Gopher tortoises dig extensive burrow systems. The giant Pleistocene tortoise was closely related to the gopher tortoise.  There is no reason for the assumption that they did not also dig burrows which would have helped them survive frosts.

3. There is no evidence of tropical plants or pollen in the Pleistocene fossil record of the deep south.  If winters were warmer than those of today, and frost free, there should be fossils of tropical species of plants.  Instead, for example, a study of fossil plants from a site in the Aucilla River in north Florida, dating to the Pleistocene, found almost the exact same species that exist in the region today.  No tropical species were found.  Only 3 species outside their present day region were discovered here–osage orange, wild squash, and hazlenut. All three are temperate species, and the latter prefers cooler temperatures than exist today here.

4. Fossils of extant mammal species tend to be on average of individuals larger than those of the same species found in the region today.  According to Bergmann’s Rule, this indicates cooler climates and precludes warmer winters.

5. The prolonged freeze of 2009/2010 in south Florida caused a high mortality rate of the invasive Burmese python but did not cause their complete extirpation.  It seems reasonable to suppose that eventually, large reptiles that are maladapted to occasional frosts, would through selective pressure evolve to have an adapatation that enables them to seek thermal refuges.  And in fact, there are 2 clades of Burmese pythons with differing behavior patterns in their responses to frosts: the majority of the ones imported for the pet trade come from southeast Asia, and they’re naive to frost; but another population of this species occurs in temperate regions, and they’ve learned to seek refuge and hibernate during colder times of the year.
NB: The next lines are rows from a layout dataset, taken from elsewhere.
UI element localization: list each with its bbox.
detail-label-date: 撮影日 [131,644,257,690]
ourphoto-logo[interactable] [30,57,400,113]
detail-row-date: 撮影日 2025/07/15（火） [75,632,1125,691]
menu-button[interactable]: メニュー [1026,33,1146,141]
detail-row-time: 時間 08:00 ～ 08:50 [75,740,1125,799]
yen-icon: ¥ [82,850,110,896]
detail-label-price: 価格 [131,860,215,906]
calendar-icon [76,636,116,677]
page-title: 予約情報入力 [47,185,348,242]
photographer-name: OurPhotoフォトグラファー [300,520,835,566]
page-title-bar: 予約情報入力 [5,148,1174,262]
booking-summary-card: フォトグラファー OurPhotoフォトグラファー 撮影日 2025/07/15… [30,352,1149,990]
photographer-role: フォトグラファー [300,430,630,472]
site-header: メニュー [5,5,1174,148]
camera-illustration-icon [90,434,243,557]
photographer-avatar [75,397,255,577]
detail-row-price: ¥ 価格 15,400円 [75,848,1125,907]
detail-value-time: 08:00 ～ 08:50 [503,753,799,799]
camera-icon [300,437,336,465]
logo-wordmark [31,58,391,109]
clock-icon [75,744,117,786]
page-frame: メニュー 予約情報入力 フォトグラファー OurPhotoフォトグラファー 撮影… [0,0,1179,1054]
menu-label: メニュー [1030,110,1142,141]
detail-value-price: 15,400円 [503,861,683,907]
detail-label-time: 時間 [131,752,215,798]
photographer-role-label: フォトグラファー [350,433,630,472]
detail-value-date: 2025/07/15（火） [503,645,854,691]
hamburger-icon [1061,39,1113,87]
Like the northern population of Burmese pythons, and the American alligator, the giant Pleistocene tortoise was likely an animal of the subtropics that extended its range into southern temperate regions during warmer climatic stages.  And like pythons and alligators, selective pressures chose those individuals that took action to escape frost.  Alligators know to escape frost by moving into deep water, while caimans and crocodiles and southern Burmese pythons continue basking in subfreezing temperatures which leads to their deaths.  Like the alligator, Pleistocene giant tortoises must have survived frosts by moving to thermal enclaves such as burrows they dug themselves, the dens of other species, caves, hot springs, or under upturned tree roots.  How they survived frost is a subject for conjecture, but I have no doubt that somehow they must have.